Just six months ago, the plucky teenager was caught in the midst of a bitter and highly publicized custody battle and the Bombay high court had granted her custody to her father and stepmother much against her wishes.
So, as soon as she turned a major, Arohi, who aspires to be an aeronautical engineer, returned "home" to King's Circle in Mumbai. Iterating that her bond with her grandparents is much stronger than that with her own father, the youngster is now preparing for her HSC examination.
Dressed in a black T-shirt and jeans, Arohi, explaining her brave decision to run away from home on December 7, said, "I had kept in touch with my grandfather over the phone. Even after my phone was confiscated by my parents, I kept in touch with him through public phones. I wanted to run away on my birthday itself, but my stepmother was in Mumbai at that time. So, I waited for her to begin her journey back to Cuddalore."
Revealing that her college friends had egged her on to listen to her heart, she said, "I took the afternoon bus to Puducherry, which is not very far from Cuddalore. My grandmother's sister lives there. I reached late in the evening and spent the better part of the evening in a public garden."
Despite the bitterness, Arohi refrains from using harsh words against her parents. "I just never felt part of the family. My dad was good to me, but when it came to my stepmother he always took her side. She always treated me badly and favoured my stepsister and brother," she said. Arushi also expressed surprise that her father had made no attempts to contact her this time around. "I want to talk to him. But I will call him only once my exams are over."
Arohi lost her biological mother in 1994, when she was just one-and-a-half-years old. Her father remarried, and she grew up thinking her stepmother was her mother. Only when she turned 10 did she learn about her mother. " I used to see her pictures at the homes of relatives but didn't know who she was. I used even visit my grandfather's home thinking they were just relatives. Everytime I used to see my mom's picture in their house, I used to ask my grandmother about her. But she would only sob, never give me an answer," Arohi said, as her grandmother, sitting across the table, smiled. Arohi finally found out about her mother during her aunt's wedding in 2007.
The fact that her father and stepmother had kept her in the dark about her mom hurt Arohi. And when she turned 14, she called up her grandfather and requested him to take her away from home. So, her grandfather went to her school one day and took her to his home. But there was more to come. Arohi's father and stepmother filed a petition with the child welfare committee (CWC) seeking that the girl be returned to them. But the CWC ruling went in favour of the grandfather, and her parents moved the high court.

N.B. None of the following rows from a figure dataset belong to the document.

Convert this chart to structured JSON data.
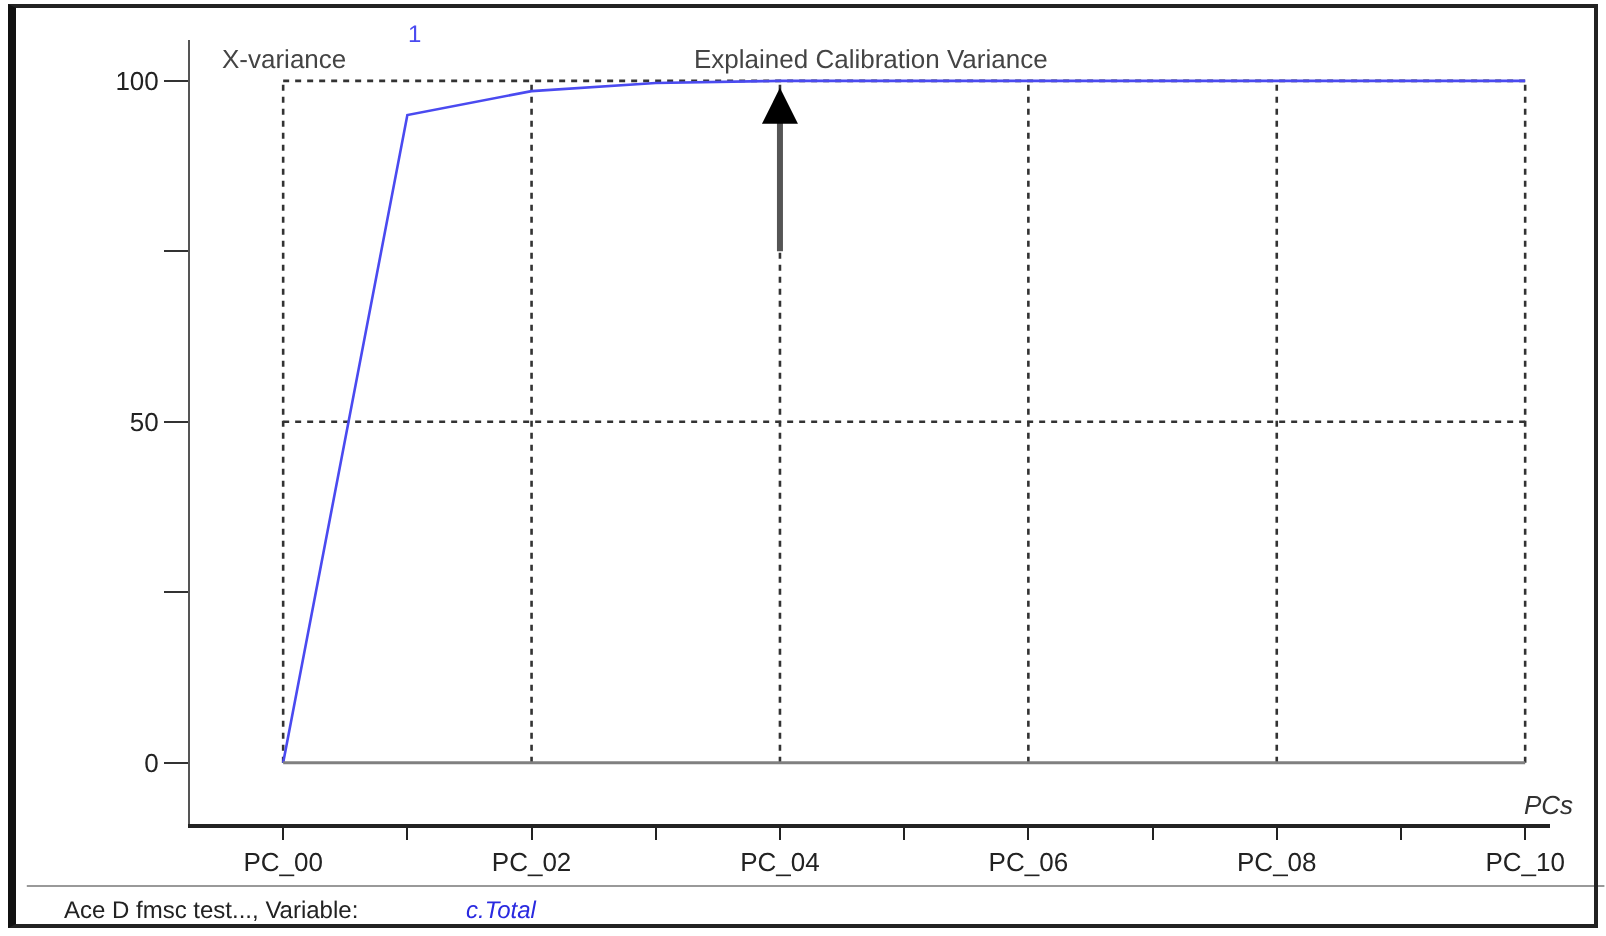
{
  "chart_data": {
    "type": "line",
    "title": "Explained Calibration Variance",
    "ylabel": "X-variance",
    "xlabel": "PCs",
    "x": [
      0,
      1,
      2,
      3,
      4,
      5,
      6,
      7,
      8,
      9,
      10
    ],
    "series": [
      {
        "color": "#4a4af0",
        "values": [
          0,
          95,
          98.5,
          99.7,
          100,
          100,
          100,
          100,
          100,
          100,
          100
        ]
      }
    ],
    "xlim": [
      -0.75,
      10.2
    ],
    "ylim": [
      -9,
      106
    ],
    "xticks": [
      {
        "value": 0,
        "label": "PC_00"
      },
      {
        "value": 1,
        "label": null
      },
      {
        "value": 2,
        "label": "PC_02"
      },
      {
        "value": 3,
        "label": null
      },
      {
        "value": 4,
        "label": "PC_04"
      },
      {
        "value": 5,
        "label": null
      },
      {
        "value": 6,
        "label": "PC_06"
      },
      {
        "value": 7,
        "label": null
      },
      {
        "value": 8,
        "label": "PC_08"
      },
      {
        "value": 9,
        "label": null
      },
      {
        "value": 10,
        "label": "PC_10"
      }
    ],
    "yticks": [
      0,
      {
        "value": 25,
        "label": null
      },
      50,
      {
        "value": 75,
        "label": null
      },
      100
    ],
    "grid": true,
    "marker": "none",
    "line_style": "solid",
    "ref_lines": [
      {
        "axis": "y",
        "value": 0,
        "color": "#808080"
      }
    ],
    "annotations": [
      "1",
      "Ace D fmsc test..., Variable:",
      "c.Total"
    ]
  }
}
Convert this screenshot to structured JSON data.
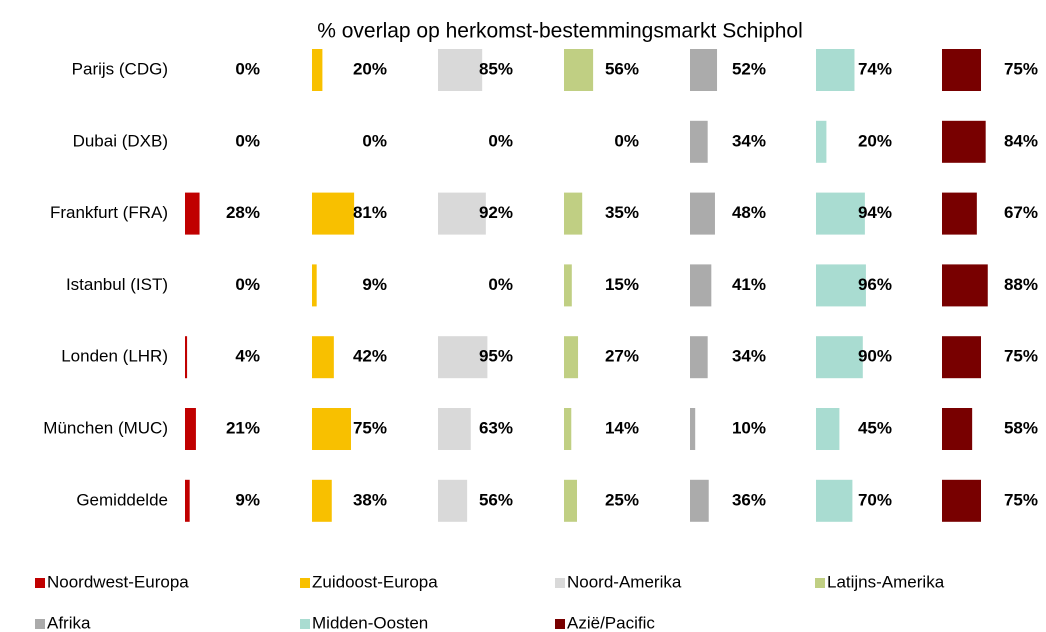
{
  "chart_data": {
    "type": "bar",
    "orientation": "horizontal",
    "title": "% overlap op herkomst-bestemmingsmarkt Schiphol",
    "categories": [
      "Parijs (CDG)",
      "Dubai (DXB)",
      "Frankfurt (FRA)",
      "Istanbul (IST)",
      "Londen (LHR)",
      "München (MUC)",
      "Gemiddelde"
    ],
    "series": [
      {
        "name": "Noordwest-Europa",
        "color": "#c00000",
        "values": [
          0,
          0,
          28,
          0,
          4,
          21,
          9
        ],
        "value_labels": [
          "0%",
          "0%",
          "28%",
          "0%",
          "4%",
          "21%",
          "9%"
        ]
      },
      {
        "name": "Zuidoost-Europa",
        "color": "#f8c000",
        "values": [
          20,
          0,
          81,
          9,
          42,
          75,
          38
        ],
        "value_labels": [
          "20%",
          "0%",
          "81%",
          "9%",
          "42%",
          "75%",
          "38%"
        ]
      },
      {
        "name": "Noord-Amerika",
        "color": "#d9d9d9",
        "values": [
          85,
          0,
          92,
          0,
          95,
          63,
          56
        ],
        "value_labels": [
          "85%",
          "0%",
          "92%",
          "0%",
          "95%",
          "63%",
          "56%"
        ]
      },
      {
        "name": "Latijns-Amerika",
        "color": "#c0cf83",
        "values": [
          56,
          0,
          35,
          15,
          27,
          14,
          25
        ],
        "value_labels": [
          "56%",
          "0%",
          "35%",
          "15%",
          "27%",
          "14%",
          "25%"
        ]
      },
      {
        "name": "Afrika",
        "color": "#ababab",
        "values": [
          52,
          34,
          48,
          41,
          34,
          10,
          36
        ],
        "value_labels": [
          "52%",
          "34%",
          "48%",
          "41%",
          "34%",
          "10%",
          "36%"
        ]
      },
      {
        "name": "Midden-Oosten",
        "color": "#a9dcd1",
        "values": [
          74,
          20,
          94,
          96,
          90,
          45,
          70
        ],
        "value_labels": [
          "74%",
          "20%",
          "94%",
          "96%",
          "90%",
          "45%",
          "70%"
        ]
      },
      {
        "name": "Azië/Pacific",
        "color": "#780000",
        "values": [
          75,
          84,
          67,
          88,
          75,
          58,
          75
        ],
        "value_labels": [
          "75%",
          "84%",
          "67%",
          "88%",
          "75%",
          "58%",
          "75%"
        ]
      }
    ]
  }
}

In their petition, they said they had decided keep the news of her mother a secret until Arohi had reached an appropriate age to cope with the truth. The Bombay high court on April 20 ordered that Arohi be sent back to her parents. Just a fortnight after the court order, when Arohi returned to her father's home in Chunabhatti, her stepmother told her that she and her two step siblings were going to visit their father in Cuddalore where he worked. "But I was shocked when, on my arrival, my father told me that we were to settle down in Cuddalore permanently. Even though I was unhappy with the court order, I was happy that I was still close to my grandparents. This seemed like a well thought out plan to keep me away from them," she said. Arohi, who had failed her HSC exams, due to the stress then enrolled in a diploma course in a college in Cuddalore.